With not much ado, Ibu Risma seized the moment and drove us to Rumah HOS Cokroaminoto. This used to be the house, or rather compound of activists, under the auspices of Hadji Oemar Said Tjokroaminoto. HOS was the head of the influential and revolutionary organisation ‘Serekat Islam’ at the time and most importantly the mentor of the young Bung Karno, later the founding father of Indonesia. As a young man, Kartika’s father boarded and spent some of his forming years here.


Bung Karno’s favourite book store, Toko Buku Peneleh, Peneleh, is still across the street.

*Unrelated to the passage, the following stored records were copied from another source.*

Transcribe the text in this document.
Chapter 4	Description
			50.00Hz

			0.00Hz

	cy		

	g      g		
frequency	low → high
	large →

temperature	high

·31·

Today these beautifully kept and restored tropical, semi-colonial houses are perched along a calm pedestrian alleyway, stoically reminding of a place, where history was concocted.


Visiting the sleeping quarters of Bung Karno, as Soekarno was then called


Stirring up emotions of memory and loss, Kartika was moved by the prevailing ambiance of erudition and idealism, defined by memorabilia, sepia-coloured photographs and elegant, art-deco- ish teak furniture, witnesses of a game-changing moment. It certainly was a solemn occasion and I felt privileged to be part of it.


Ibu Risma is admittedly a Soekarno devotee and often takes lots of young school children to this place to teach them about their country’s beginnings and how it came about.


Ibu Risma, Kartika and Juliarty paying tribute to the Founding Father of Indonesia

Back at the Majapahit, we had our last bonding session on global political issues, while a few seats away, a beautiful, young bride was getting prepped by her chatty girlfriends for her big day in a big dress. This is Indonesia’s future.

Jakarta was calling and it was time to say our farewells. Our 24-hour stint to a transformed Surabaya was a revelation with its memorable encounters of visionaries and doers.

A discovery of home-grown Indonesian social activism with global appeal and a cultural commitment to their citizens at large.

At the airport, we are taking our gift bags from Ibu Risma through security, they claim: ‘Surabaya – you will love every corner of it’. Indeed, we did.